ZENIT hat in den letzten Jahren eine Reihe von Evaluationen auf unterschiedlicher Ebene (Region, Land, Bund, EU) durchgeführt. Unterschieden wird dabei grundsätzlich zwischen Evaluationen, die im Vorfeld der Umsetzung einer Maßnahme/eines Programms durchgeführt werden (ex-ante Evaluation), begleitende Evaluationen und Evaluationen, die nach der Umsetzung eines Programms in Angriff genommen werden (ex-post Evaluation).

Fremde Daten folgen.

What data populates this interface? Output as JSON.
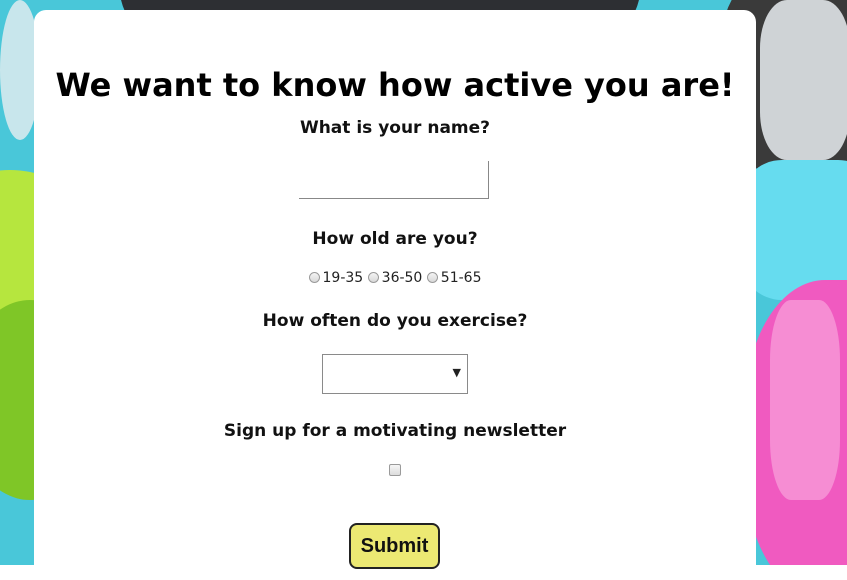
{
  "form": {
    "title": "We want to know how active you are!",
    "name_label": "What is your name?",
    "name_value": "",
    "age_label": "How old are you?",
    "age_options": [
      "19-35",
      "36-50",
      "51-65"
    ],
    "exercise_label": "How often do you exercise?",
    "exercise_selected": "",
    "newsletter_label": "Sign up for a motivating newsletter",
    "submit_label": "Submit"
  },
  "colors": {
    "card": "#ffffff",
    "submit_bg": "#ece973",
    "background_accent": "#49c7d9"
  },
  "icons": {
    "select_arrow": "chevron-down-icon"
  }
}
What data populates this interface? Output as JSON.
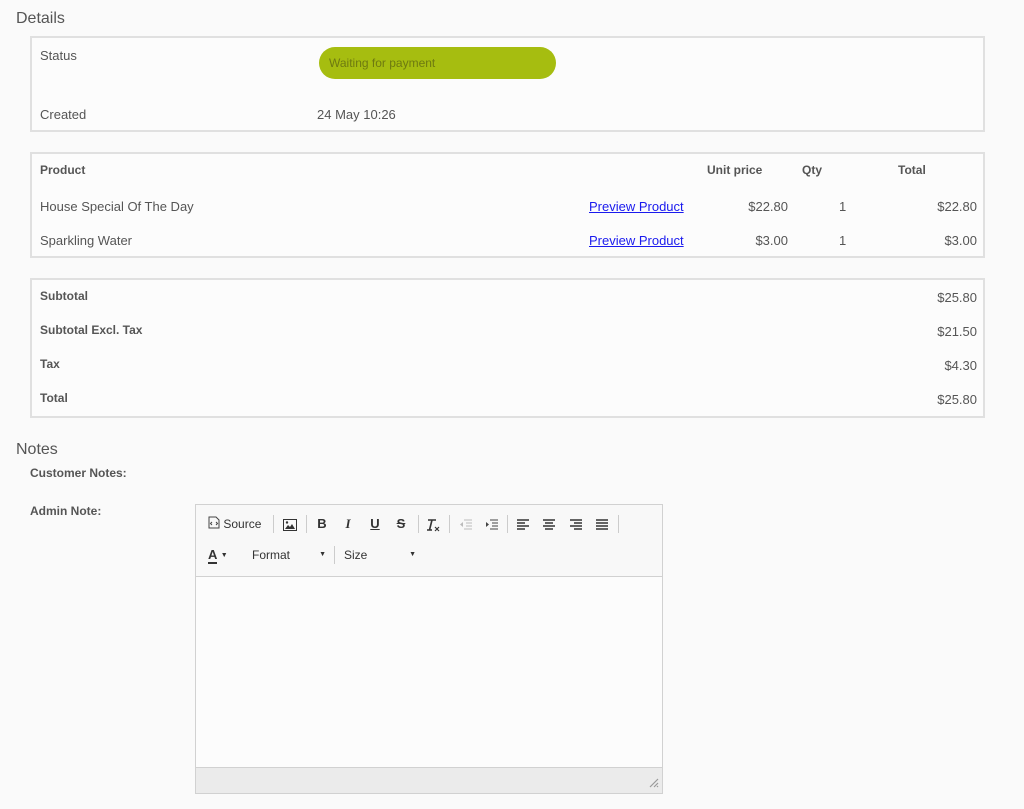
{
  "details": {
    "title": "Details",
    "status_label": "Status",
    "status_value": "Waiting for payment",
    "created_label": "Created",
    "created_value": "24 May 10:26"
  },
  "products": {
    "headers": {
      "product": "Product",
      "unit_price": "Unit price",
      "qty": "Qty",
      "total": "Total"
    },
    "rows": [
      {
        "name": "House Special Of The Day",
        "link": "Preview Product",
        "unit_price": "$22.80",
        "qty": "1",
        "total": "$22.80"
      },
      {
        "name": "Sparkling Water",
        "link": "Preview Product",
        "unit_price": "$3.00",
        "qty": "1",
        "total": "$3.00"
      }
    ]
  },
  "totals": [
    {
      "label": "Subtotal",
      "value": "$25.80"
    },
    {
      "label": "Subtotal Excl. Tax",
      "value": "$21.50"
    },
    {
      "label": "Tax",
      "value": "$4.30"
    },
    {
      "label": "Total",
      "value": "$25.80"
    }
  ],
  "notes": {
    "title": "Notes",
    "customer_label": "Customer Notes:",
    "admin_label": "Admin Note:"
  },
  "editor": {
    "source_label": "Source",
    "format_label": "Format",
    "size_label": "Size",
    "bold_glyph": "B",
    "italic_glyph": "I",
    "underline_glyph": "U",
    "strike_glyph": "S",
    "text_color_glyph": "A"
  },
  "colors": {
    "status_badge": "#a6bd10",
    "link": "#1a1aee"
  }
}
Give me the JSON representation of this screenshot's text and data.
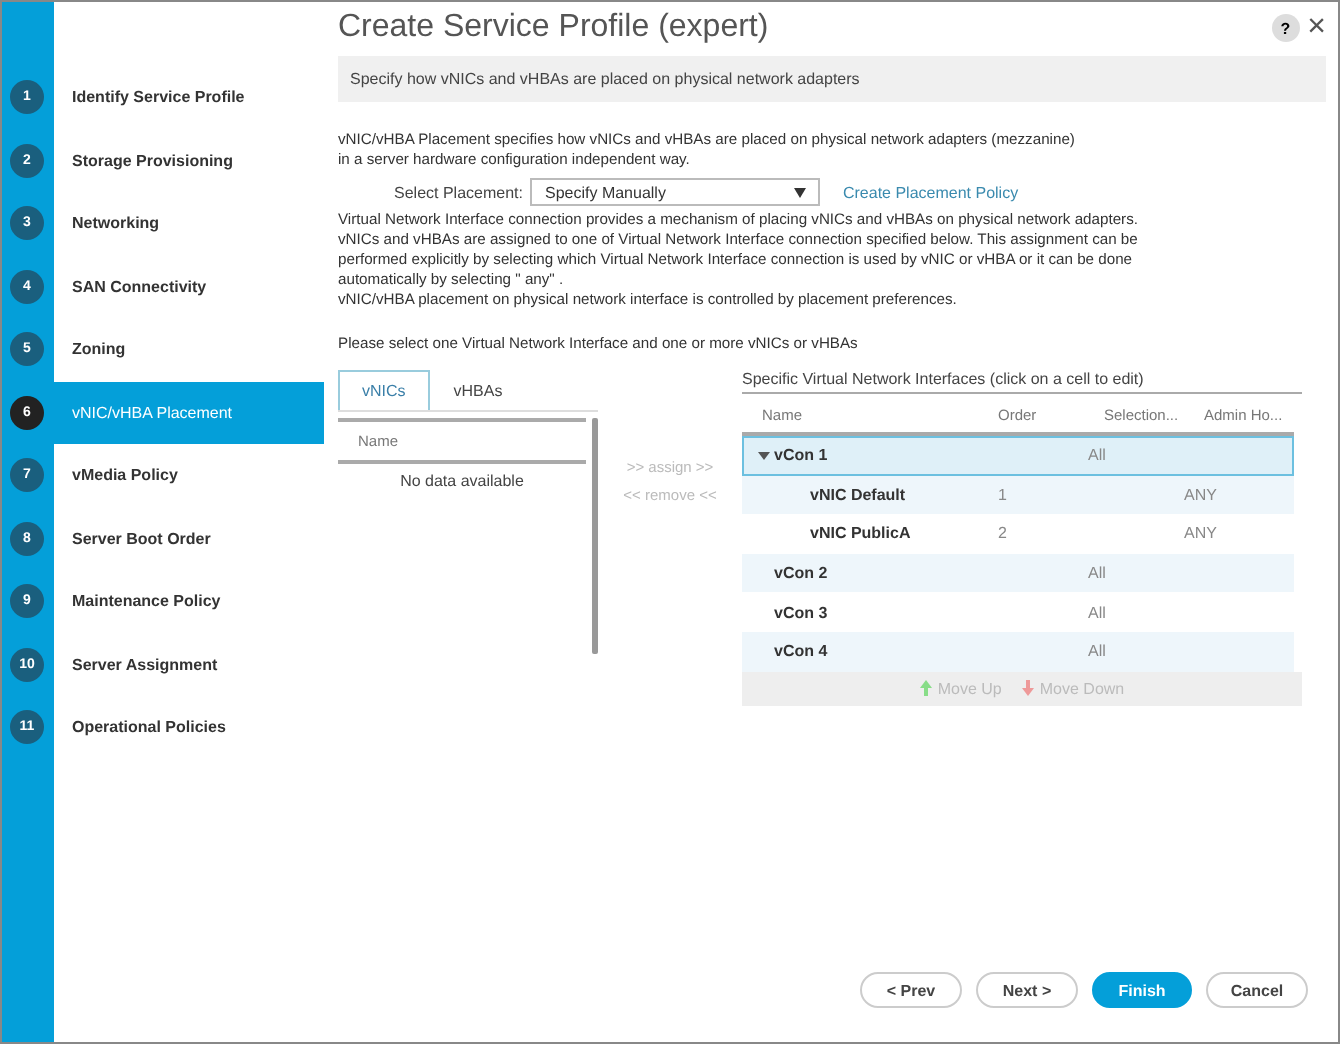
{
  "window": {
    "title": "Create Service Profile (expert)",
    "help": "?",
    "close": "×"
  },
  "steps": [
    {
      "number": "1",
      "label": "Identify Service Profile",
      "selected": false
    },
    {
      "number": "2",
      "label": "Storage Provisioning",
      "selected": false
    },
    {
      "number": "3",
      "label": "Networking",
      "selected": false
    },
    {
      "number": "4",
      "label": "SAN Connectivity",
      "selected": false
    },
    {
      "number": "5",
      "label": "Zoning",
      "selected": false
    },
    {
      "number": "6",
      "label": "vNIC/vHBA Placement",
      "selected": true
    },
    {
      "number": "7",
      "label": "vMedia Policy",
      "selected": false
    },
    {
      "number": "8",
      "label": "Server Boot Order",
      "selected": false
    },
    {
      "number": "9",
      "label": "Maintenance Policy",
      "selected": false
    },
    {
      "number": "10",
      "label": "Server Assignment",
      "selected": false
    },
    {
      "number": "11",
      "label": "Operational Policies",
      "selected": false
    }
  ],
  "banner": "Specify how vNICs and vHBAs are placed on physical network adapters",
  "intro": [
    "vNIC/vHBA Placement specifies how vNICs and vHBAs are placed on physical network adapters (mezzanine)",
    "in a server hardware configuration independent way."
  ],
  "placement": {
    "label": "Select Placement:",
    "value": "Specify Manually",
    "link": "Create Placement Policy"
  },
  "explanation": [
    "Virtual Network Interface connection provides a mechanism of placing vNICs and vHBAs on physical network adapters.",
    "vNICs and vHBAs are assigned to one of Virtual Network Interface connection specified below. This assignment can be",
    "performed explicitly by selecting which Virtual Network Interface connection is used by vNIC or vHBA or it can be done",
    "automatically by selecting \" any\" .",
    "vNIC/vHBA placement on physical network interface is controlled by placement preferences."
  ],
  "instruction": "Please select one Virtual Network Interface and one or more vNICs or vHBAs",
  "adapter_tabs": [
    {
      "label": "vNICs",
      "selected": true
    },
    {
      "label": "vHBAs",
      "selected": false
    }
  ],
  "adapter_list": {
    "columns": [
      "Name"
    ],
    "empty": "No data available"
  },
  "assign": ">> assign >>",
  "remove": "<< remove <<",
  "interfaces": {
    "title": "Specific Virtual Network Interfaces (click on a cell to edit)",
    "columns": [
      "Name",
      "Order",
      "Selection...",
      "Admin Ho..."
    ],
    "rows": [
      {
        "name": "vCon 1",
        "selection": "All",
        "expanded": true,
        "selected": true,
        "children": [
          {
            "name": "vNIC Default",
            "order": "1",
            "admin_host": "ANY"
          },
          {
            "name": "vNIC PublicA",
            "order": "2",
            "admin_host": "ANY"
          }
        ]
      },
      {
        "name": "vCon 2",
        "selection": "All",
        "expanded": false,
        "selected": false
      },
      {
        "name": "vCon 3",
        "selection": "All",
        "expanded": false,
        "selected": false
      },
      {
        "name": "vCon 4",
        "selection": "All",
        "expanded": false,
        "selected": false
      }
    ],
    "move_up": "Move Up",
    "move_down": "Move Down"
  },
  "buttons": [
    {
      "label": "< Prev",
      "primary": false
    },
    {
      "label": "Next >",
      "primary": false
    },
    {
      "label": "Finish",
      "primary": true
    },
    {
      "label": "Cancel",
      "primary": false
    }
  ]
}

Neben der Anwendung der einschlägigen Evaluationsmethoden (Erarbeitung von Indikatoren, Prozeßanalyse, Stärken-Schwächen Analysen) zeichnet sich unser Ansatz durch eine möglichst breite Beteiligung der von der Evaluation Betroffenen aus (partizipative Evaluation). Darüber hinaus enthalten unsere Evaluationsberichte stets aus den Analysen abgeleitete konkrete Handlungsempfehlungen für die Politik. Die für den Bereich Evaluation zuständigen Mitarbeiter sind Mitglieder der Deutschen Gesellschaft für Evaluation. www.degeval.de

-> Referenzen (Auszug)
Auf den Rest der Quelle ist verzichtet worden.